A Missão Messiânica entrou com processo contra a Revista “Metrópole” e as jornalistas Edilce Mesnerovicz e Suki Ozaki, de Campo Grande (MS), por publicarem denúncia de pedofilia contra o presidente regional da Conferência Nacional dos Bispos do Brasil (CNBB), Bispo dom Bruno Pedron. Elas relataram ainda que receberam ameaças e foram perseguidas enquanto estavam fazendo a matéria.

Desrespeito ao Sigilo de Fonte

Grupo de jornalistas – agosto

O delegado de Polícia Civil Marcos Pinheiro da Silva intimou jornalistas de Mato Grosso do Sul a prestarem esclarecimentos sobre como obtiveram informações sobre o homicídio de Murilo Alcade e Eliane Ortiz, publicadas pela imprensa. Os Sindicatos dos Jornalistas do Estado e de Dourados emitiram notas de repúdio contra o “abuso de autoridade que em nada se compatibiliza com o Estado de Direito e com a democracia” e lembrando que “o sigilo da fonte é um direito indiscutível, inalienável, inquestionável, assegurado em lei.

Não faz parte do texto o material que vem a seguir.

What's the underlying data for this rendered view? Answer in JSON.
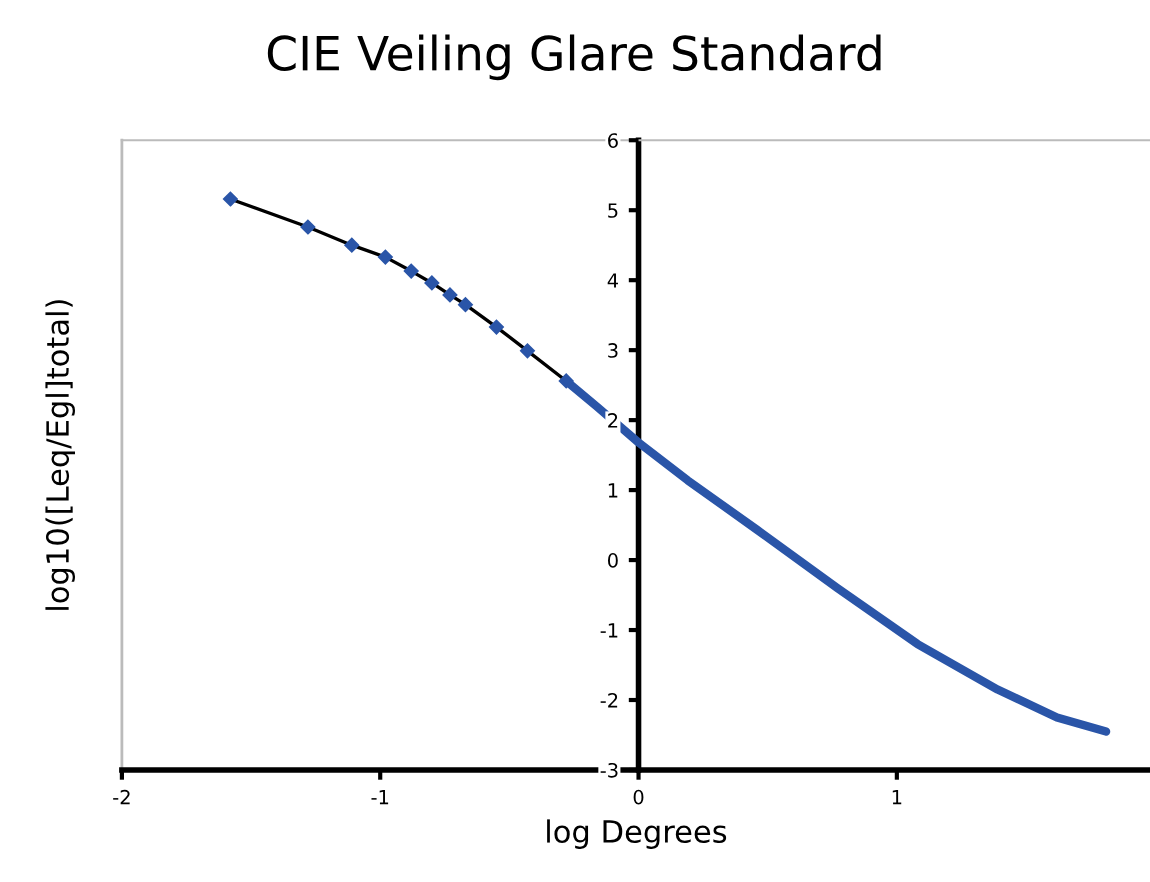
{
  "chart_data": {
    "type": "line",
    "title": "CIE Veiling Glare Standard",
    "xlabel": "log Degrees",
    "ylabel": "log10([Leq/Egl]total)",
    "xlim": [
      -2,
      1.98
    ],
    "xticks": [
      -2,
      -1,
      0,
      1
    ],
    "ylim": [
      -3,
      6
    ],
    "yticks": [
      -3,
      -2,
      -1,
      0,
      1,
      2,
      3,
      4,
      5,
      6
    ],
    "grid": false,
    "legend": false,
    "series": [
      {
        "color": "#2a55a8",
        "marker": "diamond",
        "x": [
          -1.58,
          -1.28,
          -1.11,
          -0.98,
          -0.88,
          -0.8,
          -0.73,
          -0.67,
          -0.55,
          -0.43,
          -0.28
        ],
        "values": [
          5.16,
          4.76,
          4.5,
          4.33,
          4.13,
          3.96,
          3.79,
          3.65,
          3.33,
          2.99,
          2.56
        ]
      },
      {
        "color": "#2a55a8",
        "marker": "none",
        "x": [
          -0.28,
          -0.16,
          0,
          0.19,
          0.46,
          0.77,
          1.08,
          1.39,
          1.62,
          1.81
        ],
        "values": [
          2.56,
          2.19,
          1.68,
          1.14,
          0.43,
          -0.4,
          -1.2,
          -1.85,
          -2.25,
          -2.45
        ]
      }
    ]
  }
}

É um instrumento que permite ao jornalista profissional levar à sociedade aspectos detalhados sobre assuntos polêmicos e controvertidos, preservando assim a integridade de vítimas e informantes”.

1999

TVE, Mato Grosso do Sul (novembro)

Membros do governo de José Orcílio Miranda dos Santos (Zeca do PT), teriam censurado matéria da TVE do Estado envolvendo a votação, na Assembléia Legislativa, da emenda ao projeto de combate ao nepotismo.